Summary:
    Fish-eye view multispectral sensor looking up at an altocumulus cloud field from the ground.

Included files:
    AC_lookup_RAD.bsq		MCScene radiance cube for no-clouds case
    AC_lookup_RAD.bsq.hdr	header file for above
    AC_lookup.bsq.OD		pixel LOS optical depth cube for clouds-present case
    AC_lookup.bsq.OD.hdr	header file for above
    Boreas5_avg.SRC_txt		average ground reflectance as a function of wavelength (nm)

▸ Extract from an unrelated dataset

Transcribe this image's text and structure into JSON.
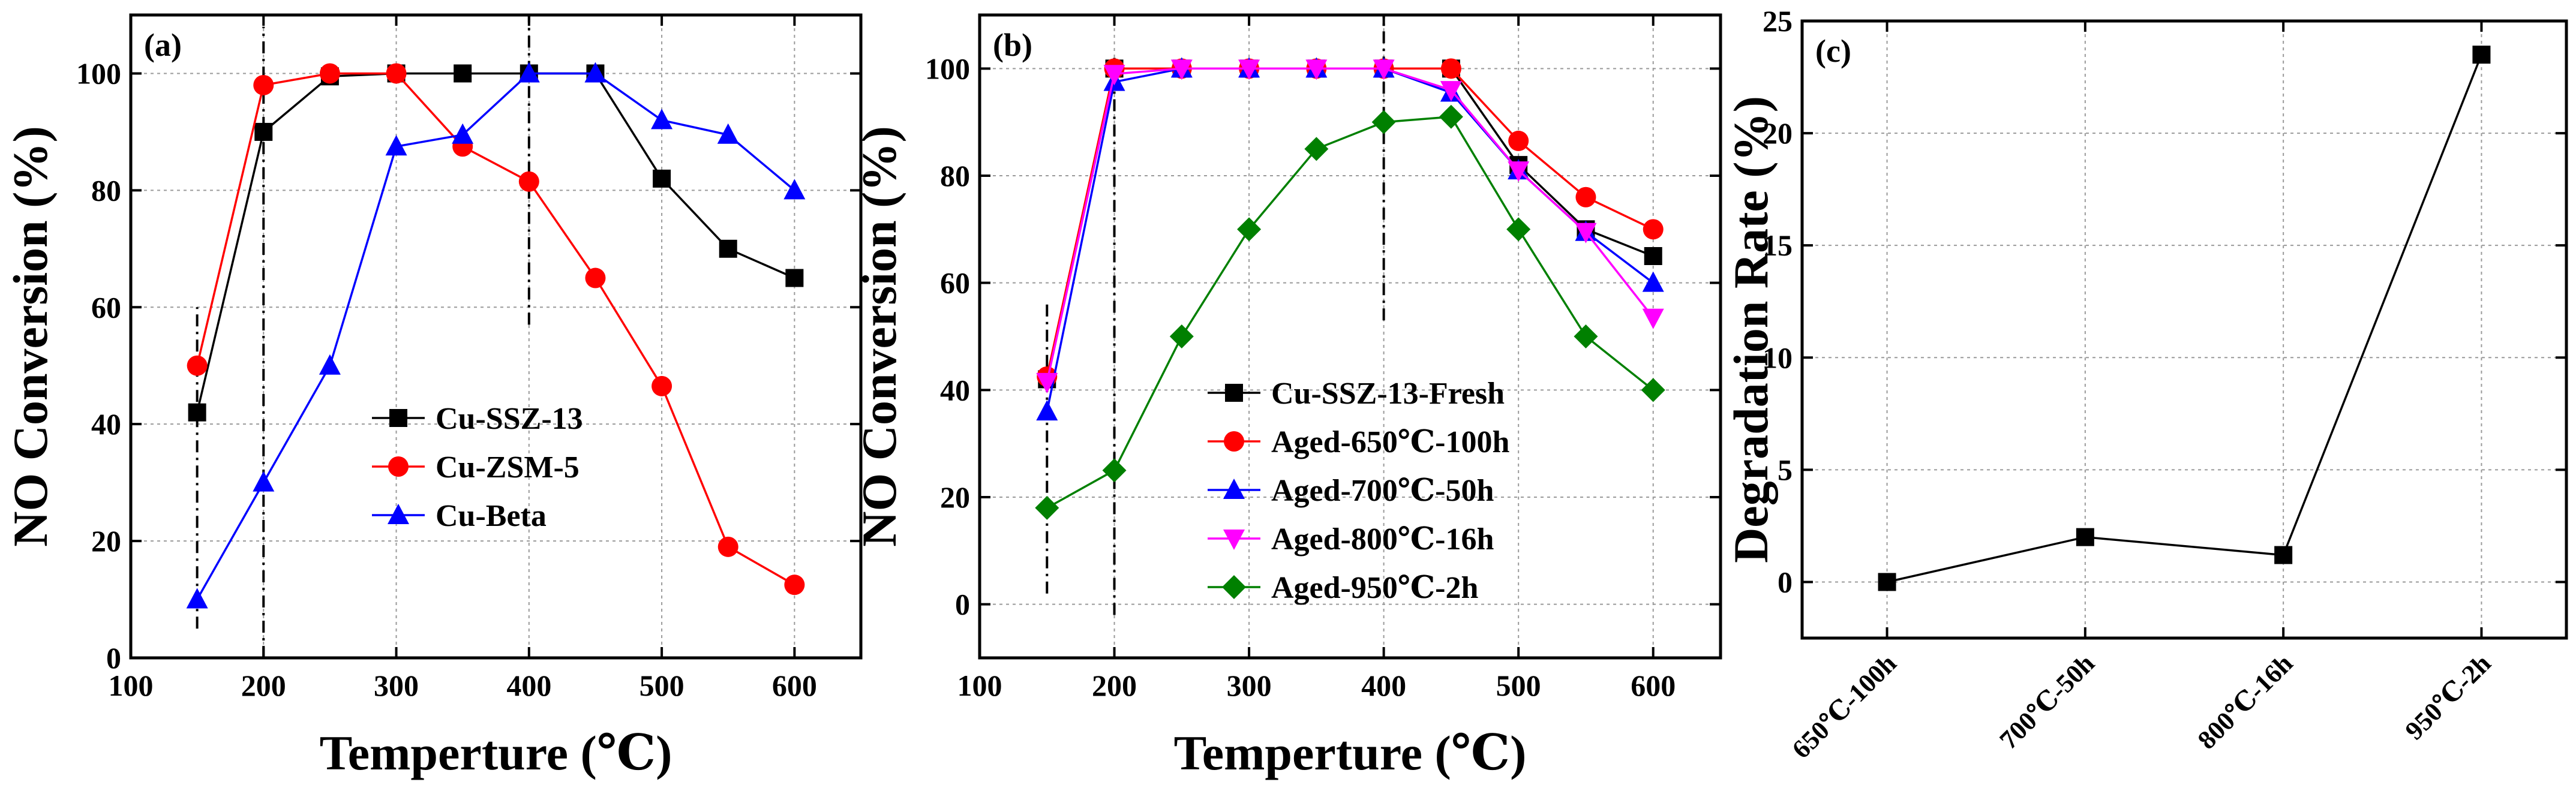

    readme_AC_lookup.txt	this file
    
Scenario:
    Source reflectance data = AVIRIS data of Boreas, Saskatchewan, CAN, atmosphere removed with FLAASH, spectrally resampled to 5 custom bands
    nBands = 5
    first sensor band (chan, lambda, FWHM)=    1   440.    30. nm
    last sensor band (chan, lambda, FWHM)=    5  1020.    30. nm
    nxPixels = 511
    nyPixels = 511
    pixel LOS angles calculated from evenly spaced x & y direction cosines, dz2 = 1-dx2+dy2
    sensor view = fisheye up-looking
    SensorAlt (m) = 100.     
    SolarZenith (deg) = 5.     
    SolarAzimuth (deg) = 45.     
    DEM used = none, uniform 100 m elevation
    atmosphere model = MODTRAN mid-latitude winter
    aerosol model = MODTRAN rural
    sea level visibility at 550 nm = 23 km
    clouds = altocumulus cloud field generated by CSSM
    cloud fractional coverage = 50 %
    cloud scattering properties = MODTRAN cumulus
    cloud base altitude = 4 km
    max cloud thickness = 0.6 km
    max cloud OD at 550 nm = 5

Notes on pixel coordinates:
    The sensor LOS's are evenly spaced in dx and dy, the direction cosines in the x & y directions, and run from horizon to horizon. The LOS direction is specified as a unit vector, and so dz=sqrt(1-dx2+dy2). There are 511 x 511 pixels, and so dx and dy span the range -1 to 1 in steps of 1/255. For example, pixel(256, 256) lies in the center of the image where dx=dy=0 and dz=1. Pixel(511, 256) lies at right-center of the image where dx=1 and dy=dz=0.